Bien qu’il essaie de nous prouver le contraire, son album n’est clairement pas Hip Hop (vous comprendrez qu’on est par contre techniquement obligé de le mettre dans la partie Hip Hop vu que Kanye West y est répertorié). On pourrait en revanche très clairement qualifier ses tracks d’électro blues, de Hip Pop, ou encore en une sorte de « The Love Bellow » à la façon Kanye West. Sa boite à rythmes donne ce côté rétro et des sons plus dynamiques à l’image de « Paranoid », qui reste dans une mouvance très Daft Punk, très 80’s avec Mr. Hudson au refrain. Pour la seconde partie de l’album, il faudra par contre vraiment s’accrocher à vos enceintes. Ses idées se sont transformées en un délire pop/industriel via le titre « RoboCop », son à la fois mécanique et mielleux comme une soundtrack Walt Disney. Encore un morceau qui sort vraiment du lot, mais qui, comme l’ensemble de l’album, laissera des avis extrêmement partagés : soit on aime, soit on déteste. Puis ce qui s’en suit tombe un peu trop dans la facilité, où seuls les bouts de textes introspectifs nous « sauvent » de cette lassitude et du temps calme qui s’y installent. C’est ce qui se passe avec la balade synthétique « Streetlights » ou sur « Bad News » qui semble naître de cette fameuse phrase « Les sanglots longs des violons de l’automne blessent mon cœur d’une langueur monotone ». Il en va de même avec « Coldest Winter » qui s’inspire de « Memories Fade » des Tears for Fears, même si celle-ci s’avère plus poignante vu qu’elle rend hommage à sa mère. Le bonus live à Singapour, « Pinocchio Story », n’est qu’un détail anodin du projet tant on ne comprend pas son intérêt, ou peut-être veut-il montrer ses incroyables talents d’improvisation ou à quoi ressemblera sa prochaine tournée, qui sait…

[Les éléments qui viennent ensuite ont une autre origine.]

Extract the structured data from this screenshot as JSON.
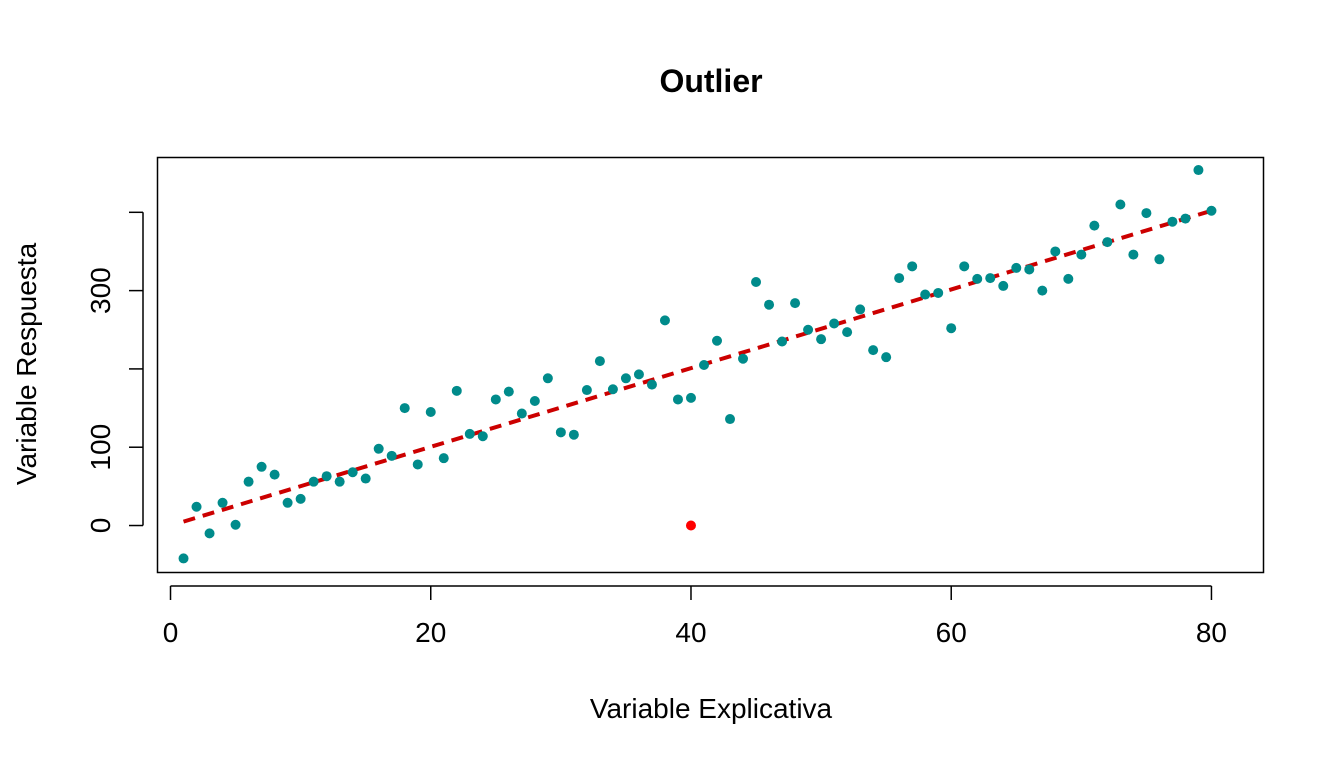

Kanye West qui se fait lover au micro, qui exprime ses sentiments en chantant, c’est presque une insulte aux vrais chanteurs talentueux qui n’arriveront jamais à percer, mais est-ce réellement reprochable ? Peut-on ôter l’envie à un artiste de faire autre chose et d’empiéter sur d’autre terrain ? Surtout avec un effet de style qui transforme sa voix de bout en bout. Mais ce détail n’est finalement pas le défaut majeur ; ce sont surtout une certaine pauvreté dans les textes, ainsi qu’une seconde partie trop lente et moins accrocheuse qui nuit au résultat final. Outre son attitude ‘two much’, cette envie agaçante de trop en faire, d’une impression de « regardez moi, j’ai osé ! » et de montrer qu’il veut être comme un nouveau Quincy Jones, il faut reconnaître qu’il s’en est bien sorti, en apportant son concept et une alchimie agréable qu’il impose tout le long de son court projet. L’album est certes critiquable, mais il l’avait prévenu, il l’a fait, et le résultat est maintenant ce qu’il est. Qu’on aime ou pas, « 808’s & Heartbreak » reste l’ovni du moment à découvrir.